The ‘Partial Order of Release’ was made on the date of the return of the various verdicts. The language of the order is:
‘It is ordered that said Defendant be forthwith released from the custody of the sheriff. Case dismissed as to count one only, as contained in the indictment.’
There was no reason to dismiss count one, as to which defendant had been found guilty. It was unnecessary to dismiss count four because the defendant had been found not guilty on that count.

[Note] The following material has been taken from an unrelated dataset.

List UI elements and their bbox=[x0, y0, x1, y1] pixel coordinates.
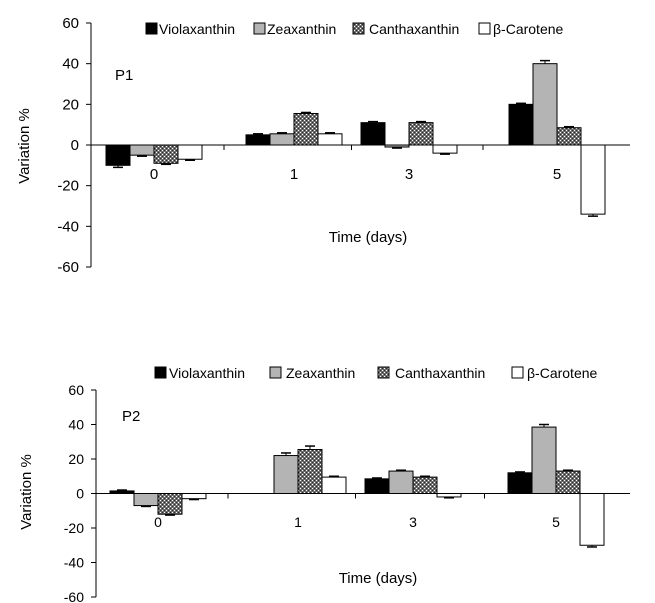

Whether we may take judicial notice that such an order is made for the purpose of supplying the sheriff with information as to a prisoner in his custody, it is apparent that the order made on May 20 is directed to serve such purpose. It was not made in response to any motion that appears in the record. At the time judgment was pronounced, defense counsel stated that no count was dismissed; that the jury acquitted on one count. The district attorney seemed to hold the same opinion. When defendant was arraigned for judgment, it was as to all the counts of which he had been found guilty. No legal cause was presented why judgment on all of those counts should not have been pronounced. It seems obvious that the mention of count one in the May 20 order was indeed a clerical error; and that existence of the order was unknown to the parties until after the record on appeal had been prepared.2
The judgment is affirmed.
1. ‘There remain, therefore, on principle, no cases at all in which, after the grand jury's functions are ended, the privilege of the witnesses not to have their testimony disclosed should be deemed to continue.‘This is, in effect, the law as generally accepted today.’ (8 Wigmore, Evidence, § 2362, p. 737.)
2. At the time of oral argument defense counsel stated that such was the fact.
GERALD BROWN, P. J., and COUGHLIN, J., concur.